O novo primeiro-ministro do país, Yoshihide Suga, prometeu continuar a política de seu antecessor, inclusive em relação à Rússia. Talvez não se deva esperar que os líderes dos dois países se reúnam com tanta frequência como sob Abe, mas os princípios da política externa do Japão permaneceram inalterados. Tóquio procura desempenhar um papel mais ativo na Ásia e está pronta para um diálogo com todas as partes. Isso é bem-vindo na Rússia, embora surja a pergunta: quão independente pode ser a posição do Japão nos casos em que seus interesses são contrários de uma forma ou de outra aos dos Estados Unidos?
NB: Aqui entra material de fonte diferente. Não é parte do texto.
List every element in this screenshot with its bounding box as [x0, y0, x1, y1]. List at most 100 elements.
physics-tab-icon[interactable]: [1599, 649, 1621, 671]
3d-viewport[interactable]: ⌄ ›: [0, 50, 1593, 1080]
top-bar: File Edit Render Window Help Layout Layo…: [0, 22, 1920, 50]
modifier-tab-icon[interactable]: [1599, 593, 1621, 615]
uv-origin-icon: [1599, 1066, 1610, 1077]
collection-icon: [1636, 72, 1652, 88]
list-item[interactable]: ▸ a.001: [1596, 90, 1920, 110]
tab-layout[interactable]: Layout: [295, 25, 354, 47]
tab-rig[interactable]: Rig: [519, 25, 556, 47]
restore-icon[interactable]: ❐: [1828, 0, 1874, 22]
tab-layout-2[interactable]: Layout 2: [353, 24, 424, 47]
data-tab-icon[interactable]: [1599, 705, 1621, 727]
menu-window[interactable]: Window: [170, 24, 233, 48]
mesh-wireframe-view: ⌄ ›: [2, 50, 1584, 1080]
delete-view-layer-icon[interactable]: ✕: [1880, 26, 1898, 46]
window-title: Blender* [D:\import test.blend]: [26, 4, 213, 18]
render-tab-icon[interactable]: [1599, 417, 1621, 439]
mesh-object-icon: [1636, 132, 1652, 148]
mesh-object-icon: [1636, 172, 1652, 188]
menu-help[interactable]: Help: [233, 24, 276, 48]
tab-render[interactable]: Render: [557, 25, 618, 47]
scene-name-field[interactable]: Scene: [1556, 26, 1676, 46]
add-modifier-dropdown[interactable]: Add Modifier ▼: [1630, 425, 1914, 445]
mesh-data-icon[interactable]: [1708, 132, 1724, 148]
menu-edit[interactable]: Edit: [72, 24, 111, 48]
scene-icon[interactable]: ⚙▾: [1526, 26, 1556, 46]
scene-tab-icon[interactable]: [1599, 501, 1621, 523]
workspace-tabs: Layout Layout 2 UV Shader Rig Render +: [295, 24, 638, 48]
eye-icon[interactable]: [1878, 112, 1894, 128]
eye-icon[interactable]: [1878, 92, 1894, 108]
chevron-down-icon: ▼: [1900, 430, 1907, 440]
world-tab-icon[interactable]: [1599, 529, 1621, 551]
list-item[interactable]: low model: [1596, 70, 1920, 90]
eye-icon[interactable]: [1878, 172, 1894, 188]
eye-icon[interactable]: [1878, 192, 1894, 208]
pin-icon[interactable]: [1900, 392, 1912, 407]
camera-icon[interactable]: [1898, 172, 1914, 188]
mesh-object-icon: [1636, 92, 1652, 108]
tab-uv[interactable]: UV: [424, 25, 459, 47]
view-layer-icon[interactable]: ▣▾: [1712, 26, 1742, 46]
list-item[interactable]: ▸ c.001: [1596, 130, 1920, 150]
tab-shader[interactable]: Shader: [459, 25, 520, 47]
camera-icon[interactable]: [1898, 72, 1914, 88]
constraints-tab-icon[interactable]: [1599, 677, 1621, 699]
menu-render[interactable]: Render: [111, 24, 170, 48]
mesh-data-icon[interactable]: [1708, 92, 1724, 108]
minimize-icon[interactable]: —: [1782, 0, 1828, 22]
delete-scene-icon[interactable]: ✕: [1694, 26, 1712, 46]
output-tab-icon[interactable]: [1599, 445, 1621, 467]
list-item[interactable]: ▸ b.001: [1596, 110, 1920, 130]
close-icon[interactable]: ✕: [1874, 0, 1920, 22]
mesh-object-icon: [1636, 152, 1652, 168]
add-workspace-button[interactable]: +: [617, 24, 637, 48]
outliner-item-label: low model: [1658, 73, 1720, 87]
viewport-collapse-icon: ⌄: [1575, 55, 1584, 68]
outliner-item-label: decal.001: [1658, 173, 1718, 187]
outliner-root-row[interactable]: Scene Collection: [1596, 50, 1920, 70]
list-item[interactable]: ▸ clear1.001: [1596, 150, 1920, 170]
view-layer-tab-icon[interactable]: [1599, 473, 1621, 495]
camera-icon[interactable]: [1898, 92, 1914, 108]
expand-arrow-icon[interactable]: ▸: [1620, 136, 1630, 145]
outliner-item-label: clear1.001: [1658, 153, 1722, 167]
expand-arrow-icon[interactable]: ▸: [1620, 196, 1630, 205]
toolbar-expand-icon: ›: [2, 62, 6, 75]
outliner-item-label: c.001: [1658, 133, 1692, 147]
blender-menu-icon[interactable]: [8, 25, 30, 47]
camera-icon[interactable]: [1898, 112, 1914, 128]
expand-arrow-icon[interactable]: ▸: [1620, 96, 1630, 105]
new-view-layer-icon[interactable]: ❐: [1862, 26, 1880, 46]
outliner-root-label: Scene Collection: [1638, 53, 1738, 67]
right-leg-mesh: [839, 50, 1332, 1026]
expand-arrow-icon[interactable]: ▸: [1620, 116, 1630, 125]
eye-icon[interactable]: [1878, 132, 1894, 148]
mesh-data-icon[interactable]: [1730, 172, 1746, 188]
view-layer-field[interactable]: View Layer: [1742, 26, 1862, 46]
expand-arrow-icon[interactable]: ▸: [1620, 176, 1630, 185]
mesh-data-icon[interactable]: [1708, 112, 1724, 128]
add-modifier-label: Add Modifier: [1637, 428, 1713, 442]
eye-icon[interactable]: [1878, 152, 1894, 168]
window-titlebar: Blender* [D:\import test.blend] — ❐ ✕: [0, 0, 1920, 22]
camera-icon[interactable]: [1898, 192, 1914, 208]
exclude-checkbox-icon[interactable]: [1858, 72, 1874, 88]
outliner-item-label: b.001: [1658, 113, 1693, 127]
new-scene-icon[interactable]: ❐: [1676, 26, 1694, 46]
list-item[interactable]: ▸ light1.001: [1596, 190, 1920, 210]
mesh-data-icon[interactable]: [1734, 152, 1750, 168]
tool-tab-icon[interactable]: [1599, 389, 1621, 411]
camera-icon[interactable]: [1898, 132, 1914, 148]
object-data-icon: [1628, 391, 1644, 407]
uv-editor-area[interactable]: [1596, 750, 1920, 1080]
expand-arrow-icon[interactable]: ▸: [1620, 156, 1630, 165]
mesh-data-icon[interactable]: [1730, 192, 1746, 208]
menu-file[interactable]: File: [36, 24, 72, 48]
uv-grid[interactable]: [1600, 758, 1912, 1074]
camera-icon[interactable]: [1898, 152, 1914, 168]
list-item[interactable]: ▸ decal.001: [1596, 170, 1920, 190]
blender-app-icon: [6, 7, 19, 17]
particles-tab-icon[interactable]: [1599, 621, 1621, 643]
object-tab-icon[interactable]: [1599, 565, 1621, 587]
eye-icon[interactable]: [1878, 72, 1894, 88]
Uma estreita aliança político-militar com os Estados Unidos é a base mais importante da política externa japonesa. Se durante a Guerra Fria foi justificado pelo confronto com a URSS, nos últimos anos a imagem de um inimigo comum - a China - tornou-se cada vez mais clara. Deve-se notar que, até recentemente, o uso de retórica de confronto não era comum entre autoridades e especialistas japoneses. Em Tóquio, as perspectivas de “conter” a China são avaliadas de forma mais sóbria do que em Washington, e falar de uma “nova guerra fria” não causa entusiasmo. É por isso que a visão japonesa de um Indo-Pacífico Livre e Aberto, proposta e consistentemente defendida por Shinzo Abe, não enfatizava o confronto com a China, ao contrário do americano.
Como a discussão Valdai Club-JIIA demonstrou, os especialistas russos estão totalmente cientes das nuances que caracterizam as diferentes visões do Indo-Pacífico. No entanto, em nível oficial, a atitude da Rússia em relação a esse conceito permanece negativa: para Moscou, não há diferenças entre a versão americana e as estratégias de outros países (e isso não é apenas o Japão, mas também a Índia e os países da ASEAN), pelo menos no espaço público. Isso, por sua vez, causa perplexidade do lado japonês, que constantemente enfatiza que, na visão do Japão, o Indo-Pacífico não é um conceito dirigido contra a China ou qualquer outra potência.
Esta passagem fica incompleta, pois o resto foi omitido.